The National Grammar Day and National Proofreading Day websites also offer an array of resources for us grammar geeks. My particular favorite—the one I am ordering immediately—is a book by two guys who took proofreading to a whole new level. Armed with Sharpies, Wite-Out, and other editing tools, Jeff Deck and Benjamin D. Herson set out on a quest to correct errors displayed in grocery stores, museums, malls, restaurants, beaches, and other public places across the country. They documented their journey in The Great Typo Hunt: Two Friends Changing the World, One Correction at a Time. Can you say “heroes”?

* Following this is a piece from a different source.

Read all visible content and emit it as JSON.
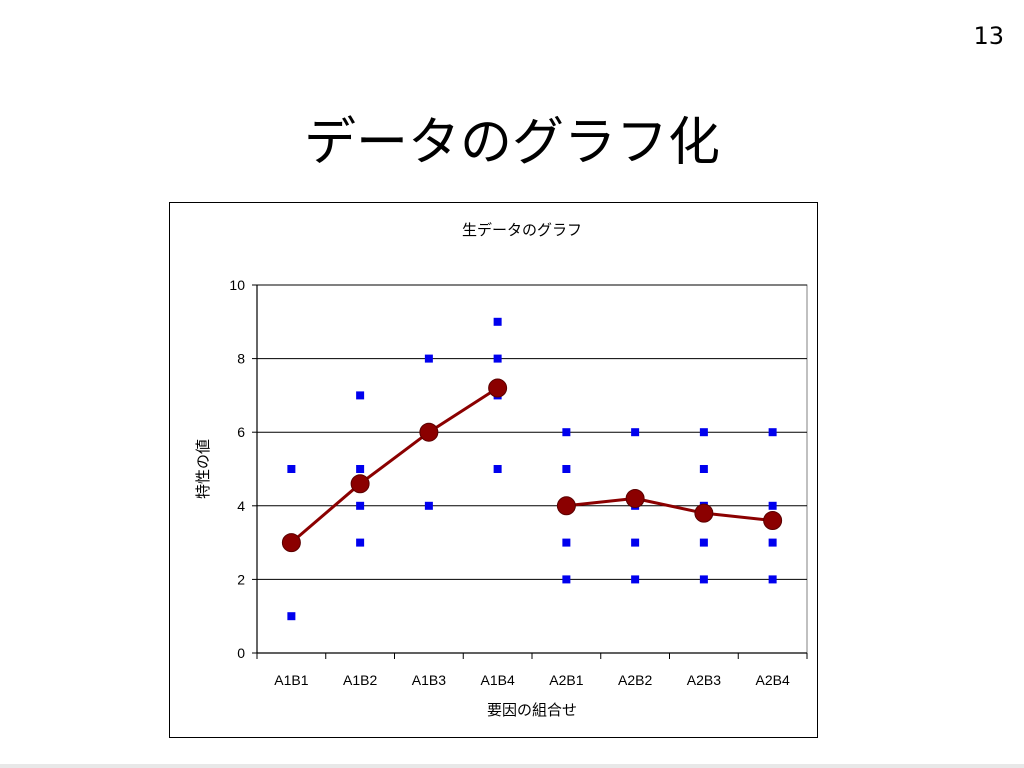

We all have dreams of similar quests—to take our red (or blue) pens and correct grammar, in the hopes of getting others to finally see the errors of their words. To get people to understand our grammatical pet peeves. I’m sure we all share some of the same pet peeves: it’s vs. its; they’re, their, and there; your vs. you’re; who vs. whom; and so on. The pet peeve that has risen to the top of my list is the use of “Google” as a verb. (“Google the restaurant for me, will you?”) This infraction may be relatively new with the advent of search engines, but it is analogous to the age-old error of using “Xerox” as a verb, regardless of the brand of photocopier you’re using. I was always taught to respect brand names, to substitute the generic noun for brand names such as Kleenex, Styrofoam, or Rollerblades, and if not, to at least use a capital letter to denote the brand name. And I was always told to never, ever use a brand name as a verb.

As Xerox did (and continues to do), Google has tried to control the conversation by at least stating that the brand name should be used only when that search engine is being used. In other words, if you use Bing to look up a term online, don’t say you “googled” the term. But use of the word “Google” as a verb has persisted, and the dictionaries, including the Oxford English Dictionary, the most authoritative dictionary of the English language, list “Google” as a verb. Dictionaries reflect usage, not necessarily grammatical accuracy, but that doesn’t convince most people, especially my friends who taunt me with “Google it” because they know just how much it annoys me. They tell me it’s a lost cause, everyone uses it as a verb, and I should just get over it.

But, being as grammatically driven as Jeff Deck and Benjamin Herson, I can’t get over this grammatical pet peeve. I guess I won’t be celebrating National Get Over It Day on March 9.

What grammatical pet peeves are impossible for you to get over?



03-13-2017 09:06

"We came back from the meeting with key learnings." Learnings . . . really?

03-08-2017 15:52

I always notice when someone uses the word irregardless. It seems so uncouth, irrespective of the academic credentials following the person's name, and regardless of whether the offense occurs in speech, print, or pixels.

03-08-2017 09:53

The word "impactful" gives me the shivering shakes!